Menos mal que antes de venir, aparte de estudiar francés también aprendí a soltarme las trenzas. Menos mal que eso venía junto con el pasaporte, esa noche donde crucé la puerta de un local parisino en el XXème. Adentro una sonora de las antiguas, de esas como de los años 60, con el mismo timbre que las fiestas de mi casa, la de mis abuelos, las del 18 después de la cueca. Mismo ritmo indio y negro que pude seguir sin instrucción alguna cuando crucé el umbral de mi propio pudor. Y adentro una manada de francesas ardientes por un hombre que supiera mover las caderas y que no fuera musulmán. Al menos uno en medio de ese ballet de armarios. Uno que supiera seguir la fiesta que suspende el discurso, uno que por un momento les enseñara un paseo fuera de una sociedad acostumbrada a la crítica y la palabra pero no a relacionarse desde el baile.

Ahora era yo quien sabía cómo hablar. Y aunque no fuera el que tuviera mayor vocabulario en la sala (deberían haber visto a Francisco) por un momento agradecí ser latinoamericano y saberme las canciones y bailar de corrido, porque aunque nos cueste reconocerlo, los ritmos tropicales también forman parte de un alma oculta en el Cono Sur, una donde ningún cumbianchero, salvo Tommy Rey en Año Nuevo, se consagra como un héroe de la música local.

Pero en medio de la cumbia parisina, fueron mis héroes. Sujetos que comparten podio con toda la literatura de estos años. Sujetos a los que les podré dar gracias por muchas cosas. En la magia de poder hablar de nuevo, esta vez con la hipérbole latina del bailar, adjetivando con los hombros, con la eufonía de los brazos, o el metarelato de mis pies, conseguí de nuevo un momento de atención e importancia que claramente había perdido por mi hablar vulgar. Poco observé mi pasajero arrastre sobre algunas féminas (que nunca comprendieron mi estilo je-venère-Josephine-Baker) porque la vanidad me duró menos. Esta vez no quise clasificar, sólo dejé que mi cuerpo hablara, que mi cuerpo me recordara que había aprendido a hablar una segunda lengua aparte del español. Una que no tiene muchas conjugaciones cuando la alegría suspende hasta la coreografía, una que solo sale por haber practicado tímida pero crecientemente su gramática.
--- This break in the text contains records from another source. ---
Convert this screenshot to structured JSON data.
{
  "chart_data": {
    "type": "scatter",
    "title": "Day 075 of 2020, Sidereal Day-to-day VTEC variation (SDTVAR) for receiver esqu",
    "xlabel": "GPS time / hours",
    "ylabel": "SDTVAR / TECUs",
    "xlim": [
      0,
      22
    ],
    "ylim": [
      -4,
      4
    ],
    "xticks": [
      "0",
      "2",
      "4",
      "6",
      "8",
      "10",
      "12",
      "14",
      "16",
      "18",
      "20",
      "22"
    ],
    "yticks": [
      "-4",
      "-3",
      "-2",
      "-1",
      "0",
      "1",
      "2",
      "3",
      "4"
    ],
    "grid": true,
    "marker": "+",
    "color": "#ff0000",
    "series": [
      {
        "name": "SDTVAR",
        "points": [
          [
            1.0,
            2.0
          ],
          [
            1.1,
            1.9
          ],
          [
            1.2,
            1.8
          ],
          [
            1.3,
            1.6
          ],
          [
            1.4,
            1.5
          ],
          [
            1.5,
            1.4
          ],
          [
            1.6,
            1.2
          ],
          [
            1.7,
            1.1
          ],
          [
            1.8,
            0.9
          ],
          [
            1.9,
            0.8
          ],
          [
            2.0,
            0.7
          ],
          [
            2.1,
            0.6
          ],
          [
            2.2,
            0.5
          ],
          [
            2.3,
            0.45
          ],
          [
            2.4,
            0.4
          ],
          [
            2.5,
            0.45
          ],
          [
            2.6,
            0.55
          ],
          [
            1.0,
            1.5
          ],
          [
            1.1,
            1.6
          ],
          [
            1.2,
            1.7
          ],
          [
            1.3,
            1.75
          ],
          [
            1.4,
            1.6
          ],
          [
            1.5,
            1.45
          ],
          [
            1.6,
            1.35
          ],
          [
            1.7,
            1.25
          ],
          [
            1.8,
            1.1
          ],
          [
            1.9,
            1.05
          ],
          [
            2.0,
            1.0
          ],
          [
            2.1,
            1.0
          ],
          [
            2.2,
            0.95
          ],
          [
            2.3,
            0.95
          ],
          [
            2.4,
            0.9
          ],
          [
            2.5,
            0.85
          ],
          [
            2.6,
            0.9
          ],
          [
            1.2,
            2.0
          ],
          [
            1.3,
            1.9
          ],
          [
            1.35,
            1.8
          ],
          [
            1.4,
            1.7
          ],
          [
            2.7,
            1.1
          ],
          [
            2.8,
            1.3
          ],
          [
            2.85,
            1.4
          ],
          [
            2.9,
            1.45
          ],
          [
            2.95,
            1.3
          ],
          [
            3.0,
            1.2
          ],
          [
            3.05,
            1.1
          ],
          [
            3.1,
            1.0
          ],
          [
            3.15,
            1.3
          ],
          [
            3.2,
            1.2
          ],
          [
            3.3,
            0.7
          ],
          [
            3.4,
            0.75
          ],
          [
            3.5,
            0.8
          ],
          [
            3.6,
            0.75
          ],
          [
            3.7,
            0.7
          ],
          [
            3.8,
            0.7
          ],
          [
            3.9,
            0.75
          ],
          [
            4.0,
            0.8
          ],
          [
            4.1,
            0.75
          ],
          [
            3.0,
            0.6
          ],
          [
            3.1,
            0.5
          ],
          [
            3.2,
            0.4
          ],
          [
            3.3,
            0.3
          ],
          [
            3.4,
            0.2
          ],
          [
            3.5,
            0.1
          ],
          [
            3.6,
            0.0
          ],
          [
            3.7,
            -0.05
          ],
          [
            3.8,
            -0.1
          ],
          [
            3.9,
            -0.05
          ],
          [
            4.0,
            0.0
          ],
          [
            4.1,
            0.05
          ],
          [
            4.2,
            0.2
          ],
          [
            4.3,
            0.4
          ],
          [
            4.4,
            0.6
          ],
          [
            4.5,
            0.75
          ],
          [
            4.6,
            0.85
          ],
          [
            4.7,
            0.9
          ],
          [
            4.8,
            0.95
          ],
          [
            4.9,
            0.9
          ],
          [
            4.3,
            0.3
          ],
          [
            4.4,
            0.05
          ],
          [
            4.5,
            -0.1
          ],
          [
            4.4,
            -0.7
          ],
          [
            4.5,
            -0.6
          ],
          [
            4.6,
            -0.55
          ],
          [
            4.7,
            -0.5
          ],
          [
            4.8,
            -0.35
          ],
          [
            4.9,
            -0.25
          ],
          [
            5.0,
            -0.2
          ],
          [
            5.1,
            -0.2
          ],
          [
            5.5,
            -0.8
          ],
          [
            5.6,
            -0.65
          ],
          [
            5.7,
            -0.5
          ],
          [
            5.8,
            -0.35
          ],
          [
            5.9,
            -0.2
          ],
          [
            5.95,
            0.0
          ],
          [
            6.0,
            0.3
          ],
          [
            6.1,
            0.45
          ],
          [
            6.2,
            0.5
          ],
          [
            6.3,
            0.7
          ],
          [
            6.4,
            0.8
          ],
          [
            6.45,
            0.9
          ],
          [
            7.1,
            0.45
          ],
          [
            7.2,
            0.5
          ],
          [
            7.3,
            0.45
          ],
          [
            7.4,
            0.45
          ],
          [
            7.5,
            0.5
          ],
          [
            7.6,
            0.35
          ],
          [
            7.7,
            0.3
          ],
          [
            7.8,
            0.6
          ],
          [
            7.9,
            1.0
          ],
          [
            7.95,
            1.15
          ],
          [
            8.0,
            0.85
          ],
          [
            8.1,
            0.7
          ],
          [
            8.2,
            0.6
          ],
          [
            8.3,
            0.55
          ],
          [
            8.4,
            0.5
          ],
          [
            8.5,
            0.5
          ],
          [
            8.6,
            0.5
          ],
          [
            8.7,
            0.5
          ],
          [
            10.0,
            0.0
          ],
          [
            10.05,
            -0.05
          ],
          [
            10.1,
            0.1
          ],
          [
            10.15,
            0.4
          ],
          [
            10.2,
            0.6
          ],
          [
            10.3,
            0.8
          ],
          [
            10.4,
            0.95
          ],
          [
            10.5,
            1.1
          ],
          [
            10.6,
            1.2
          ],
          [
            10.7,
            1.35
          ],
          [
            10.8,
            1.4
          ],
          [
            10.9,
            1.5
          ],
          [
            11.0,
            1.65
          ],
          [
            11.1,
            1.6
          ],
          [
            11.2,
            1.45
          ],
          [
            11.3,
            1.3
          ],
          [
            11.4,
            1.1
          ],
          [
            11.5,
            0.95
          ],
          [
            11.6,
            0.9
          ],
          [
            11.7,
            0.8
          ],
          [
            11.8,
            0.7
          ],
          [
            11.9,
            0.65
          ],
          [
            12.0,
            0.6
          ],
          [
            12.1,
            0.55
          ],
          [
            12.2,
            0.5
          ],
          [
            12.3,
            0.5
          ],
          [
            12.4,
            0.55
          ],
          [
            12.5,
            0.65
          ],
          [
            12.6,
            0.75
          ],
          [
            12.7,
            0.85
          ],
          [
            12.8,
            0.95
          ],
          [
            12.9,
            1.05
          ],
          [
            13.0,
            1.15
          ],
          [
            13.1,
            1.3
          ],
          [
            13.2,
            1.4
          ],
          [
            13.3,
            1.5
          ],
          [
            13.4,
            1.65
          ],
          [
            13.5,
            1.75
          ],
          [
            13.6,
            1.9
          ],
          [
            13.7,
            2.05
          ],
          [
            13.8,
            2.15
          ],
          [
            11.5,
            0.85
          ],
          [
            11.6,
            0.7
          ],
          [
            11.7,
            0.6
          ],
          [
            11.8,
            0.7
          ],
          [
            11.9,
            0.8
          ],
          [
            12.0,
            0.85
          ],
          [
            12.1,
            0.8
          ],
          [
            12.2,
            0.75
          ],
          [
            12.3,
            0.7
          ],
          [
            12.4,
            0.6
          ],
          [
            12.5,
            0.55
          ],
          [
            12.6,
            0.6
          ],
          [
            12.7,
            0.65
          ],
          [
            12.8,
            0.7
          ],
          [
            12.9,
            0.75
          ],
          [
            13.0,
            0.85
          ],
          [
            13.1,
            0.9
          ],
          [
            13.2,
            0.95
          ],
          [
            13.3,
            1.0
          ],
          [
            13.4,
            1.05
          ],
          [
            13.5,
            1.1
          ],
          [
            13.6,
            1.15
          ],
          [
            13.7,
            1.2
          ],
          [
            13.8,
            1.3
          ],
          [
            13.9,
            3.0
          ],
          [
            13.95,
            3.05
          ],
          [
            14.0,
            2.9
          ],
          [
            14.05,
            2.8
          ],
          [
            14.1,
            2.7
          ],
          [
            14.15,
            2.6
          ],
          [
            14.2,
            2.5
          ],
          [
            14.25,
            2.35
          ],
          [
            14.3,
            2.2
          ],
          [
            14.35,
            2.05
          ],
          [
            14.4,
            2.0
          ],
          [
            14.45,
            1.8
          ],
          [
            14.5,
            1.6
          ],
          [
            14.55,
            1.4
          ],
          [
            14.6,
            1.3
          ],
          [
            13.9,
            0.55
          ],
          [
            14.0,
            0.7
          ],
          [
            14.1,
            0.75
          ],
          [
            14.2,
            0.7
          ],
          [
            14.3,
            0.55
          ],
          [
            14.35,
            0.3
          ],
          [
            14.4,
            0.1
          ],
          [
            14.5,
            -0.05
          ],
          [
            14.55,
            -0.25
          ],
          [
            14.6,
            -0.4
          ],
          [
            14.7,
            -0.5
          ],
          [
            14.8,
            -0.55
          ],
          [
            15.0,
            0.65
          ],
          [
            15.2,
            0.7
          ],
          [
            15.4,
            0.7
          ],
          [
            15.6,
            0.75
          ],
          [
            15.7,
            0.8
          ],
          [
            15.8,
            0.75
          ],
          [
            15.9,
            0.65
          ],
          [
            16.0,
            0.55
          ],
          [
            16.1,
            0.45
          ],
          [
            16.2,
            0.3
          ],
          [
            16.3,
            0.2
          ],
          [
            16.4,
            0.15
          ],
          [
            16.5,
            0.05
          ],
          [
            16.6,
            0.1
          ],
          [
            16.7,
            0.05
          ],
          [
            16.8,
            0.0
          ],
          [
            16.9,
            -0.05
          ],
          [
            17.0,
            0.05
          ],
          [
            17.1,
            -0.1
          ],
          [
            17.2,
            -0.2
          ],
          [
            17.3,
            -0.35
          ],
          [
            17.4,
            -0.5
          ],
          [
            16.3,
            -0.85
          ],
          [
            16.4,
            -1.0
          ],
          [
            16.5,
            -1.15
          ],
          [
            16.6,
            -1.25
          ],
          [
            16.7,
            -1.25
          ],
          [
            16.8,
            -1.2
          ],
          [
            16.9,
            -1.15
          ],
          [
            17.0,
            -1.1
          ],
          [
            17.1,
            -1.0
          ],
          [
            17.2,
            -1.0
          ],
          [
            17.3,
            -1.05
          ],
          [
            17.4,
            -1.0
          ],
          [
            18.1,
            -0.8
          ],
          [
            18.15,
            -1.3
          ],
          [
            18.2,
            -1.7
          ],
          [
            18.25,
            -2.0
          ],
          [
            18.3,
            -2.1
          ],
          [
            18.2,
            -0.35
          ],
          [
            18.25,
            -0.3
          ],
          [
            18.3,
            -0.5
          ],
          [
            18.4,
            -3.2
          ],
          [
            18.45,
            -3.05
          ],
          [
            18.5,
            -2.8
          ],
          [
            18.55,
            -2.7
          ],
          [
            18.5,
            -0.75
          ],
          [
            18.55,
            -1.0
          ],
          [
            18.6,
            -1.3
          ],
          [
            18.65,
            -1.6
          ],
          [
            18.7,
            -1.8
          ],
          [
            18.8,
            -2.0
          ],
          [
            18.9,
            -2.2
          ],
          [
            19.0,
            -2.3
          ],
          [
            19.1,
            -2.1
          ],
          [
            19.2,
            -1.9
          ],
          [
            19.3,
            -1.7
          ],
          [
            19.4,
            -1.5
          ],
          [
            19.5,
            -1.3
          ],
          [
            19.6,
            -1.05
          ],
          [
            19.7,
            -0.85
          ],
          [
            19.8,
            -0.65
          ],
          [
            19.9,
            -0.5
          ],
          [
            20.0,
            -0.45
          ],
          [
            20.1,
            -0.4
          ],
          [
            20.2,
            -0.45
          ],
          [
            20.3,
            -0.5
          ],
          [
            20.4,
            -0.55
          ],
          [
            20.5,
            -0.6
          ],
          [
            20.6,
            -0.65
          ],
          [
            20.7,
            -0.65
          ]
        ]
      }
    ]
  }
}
Dos lecciones saco de esta vaina. Como si fuera canción con moraleja sé que no importará que nunca aprenda a hablar correctamente el francés si al final del día siempre podré comunicarme sin palabras, sabiendo que hay contextos donde realmente es importante saber hacerlo. Por eso se asocia la música a la vida y el baile a las parejas. Y lo segundo, que aquello que puedo decir hoy -mismo asunto en el baile- no está despojado de una historia sea ésta de amor, sea de odio, sea de conciencia o de inconciencia. Y esa historia también se sale en los pasos que por una noche me hicieron sentir que mi herencia valía oro y que da lo mismo estudiar género cuando la transacción más simple es mi valor de ser hombre y saber mover las caderas.

En el reino de los ciegos el tuerto es rey, y así expresé bien el orgullo festivo que al final nos hace conocidos en todo el planeta. Y así como en el lenguaje, bailando siempre se pueden probar todos los adjetivos y todas las conjugaciones. Teniendo a Francia por jurado de la academia, por una noche pasé la prueba.